Review-bombing campaigns are often motivated by half-baked culture war "controversies" about trans characters, queer developers, or supposed mafias of liberal writing consultants bending multi-million dollar companies to their will. Last May, though, we saw a great example of the review bomb's utility in pushing back on a genuine consumer grievance: Helldivers 2's PlayStation Network sign-in requirement.
To be fair to Sony and Arrowhead, it was communicated from the start that such a requirement was meant to be implemented eventually, and at the time, the stakes didn't seem all that high. Many players pointed to the galling exclusion of gamers in countries that can access Steam but not PSN as a reason to resist the imposition, but Sony has largely surrendered its PSN on PC ambitions while still weirdly excluding those countries in Helldivers 2 and its other releases, [[link]] and players in the global north don't seem too bothered these days.

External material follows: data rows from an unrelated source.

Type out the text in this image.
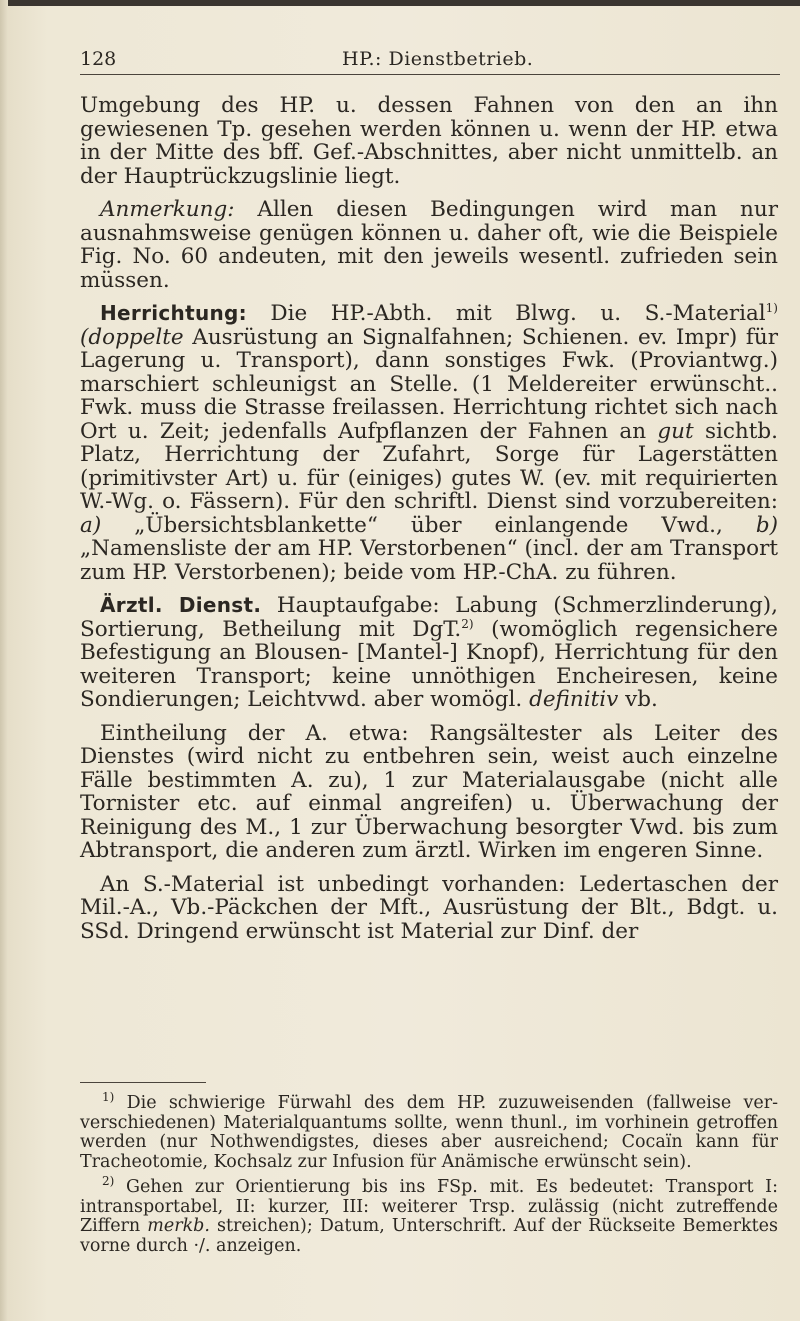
128	HP.: Dienstbetrieb.

Umgebung des HP. u. dessen Fahnen von den an ihn gewiesenen Tp. gesehen werden können u. wenn der HP. etwa in der Mitte des bff. Gef.-Abschnittes, aber nicht unmittelb. an der Hauptrückzugslinie liegt.

Anmerkung: Allen diesen Bedingungen wird man nur ausnahmsweise genügen können u. daher oft, wie die Beispiele Fig. No. 60 andeuten, mit den jeweils wesentl. zufrieden sein müssen.

Herrichtung: Die HP.-Abth. mit Blwg. u. S.-Material$^{1)}$ (doppelte Ausrüstung an Signalfahnen; Schienen. ev. Impr) für Lagerung u. Transport), dann sonstiges Fwk. (Proviantwg.) marschiert schleunigst an Stelle. (1 Meldereiter erwünscht.. Fwk. muss die Strasse freilassen. Herrichtung richtet sich nach Ort u. Zeit; jedenfalls Aufpflanzen der Fahnen an gut sichtb. Platz, Herrichtung der Zufahrt, Sorge für Lagerstätten (primitivster Art) u. für (einiges) gutes W. (ev. mit requirierten W.-Wg. o. Fässern). Für den schriftl. Dienst sind vorzubereiten: a) „Übersichtsblankette“ über einlangende Vwd., b) „Namensliste der am HP. Verstorbenen“ (incl. der am Transport zum HP. Verstorbenen); beide vom HP.-ChA. zu führen.

Ärztl. Dienst. Hauptaufgabe: Labung (Schmerzlinderung), Sortierung, Betheilung mit DgT.$^{2)}$ (womöglich regensichere Befestigung an Blousen- [Mantel-] Knopf), Herrichtung für den weiteren Transport; keine unnöthigen Encheiresen, keine Sondierungen; Leichtvwd. aber womögl. definitiv vb.

Eintheilung der A. etwa: Rangsältester als Leiter des Dienstes (wird nicht zu entbehren sein, weist auch einzelne Fälle bestimmten A. zu), 1 zur Materialausgabe (nicht alle Tornister etc. auf einmal angreifen) u. Überwachung der Reinigung des M., 1 zur Überwachung besorgter Vwd. bis zum Abtransport, die anderen zum ärztl. Wirken im engeren Sinne.

An S.-Material ist unbedingt vorhanden: Ledertaschen der Mil.-A., Vb.-Päckchen der Mft., Ausrüstung der Blt., Bdgt. u. SSd. Dringend erwünscht ist Material zur Dinf. der

$^{1)}$ Die schwierige Fürwahl des dem HP. zuzuweisenden (fallweise ver-verschiedenen) Materialquantums sollte, wenn thunl., im vorhinein getroffen werden (nur Nothwendigstes, dieses aber ausreichend; Cocaïn kann für Tracheotomie, Kochsalz zur Infusion für Anämische erwünscht sein).

$^{2)}$ Gehen zur Orientierung bis ins FSp. mit. Es bedeutet: Transport I: intransportabel, II: kurzer, III: weiterer Trsp. zulässig (nicht zutreffende Ziffern merkb. streichen); Datum, Unterschrift. Auf der Rückseite Bemerktes vorne durch ·/. anzeigen.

The truth is that Sony has to win us over. There are too many good games on PC to acquiesce to being shackled to a service whose founding principle is charging players extra [[link]] to go online with games, internet connections, and consoles they've already paid for. One that, 14 years ago, suffered one of the greatest cybersecurity disasters of the 21st century so far. We don't even know what happened to the PlayStation Network between February 7 and 8 yet or how thoroughly it may have been compromised—Sony still won't say. But after reporting on this absolute cluster as it happened, it's clear to me that mandatory sign-ins to extraneous "services" like the PlayStation Network aren't just an annoyance. They are an odious imposition to be avoided at all cost, with genuine risks to the consumer.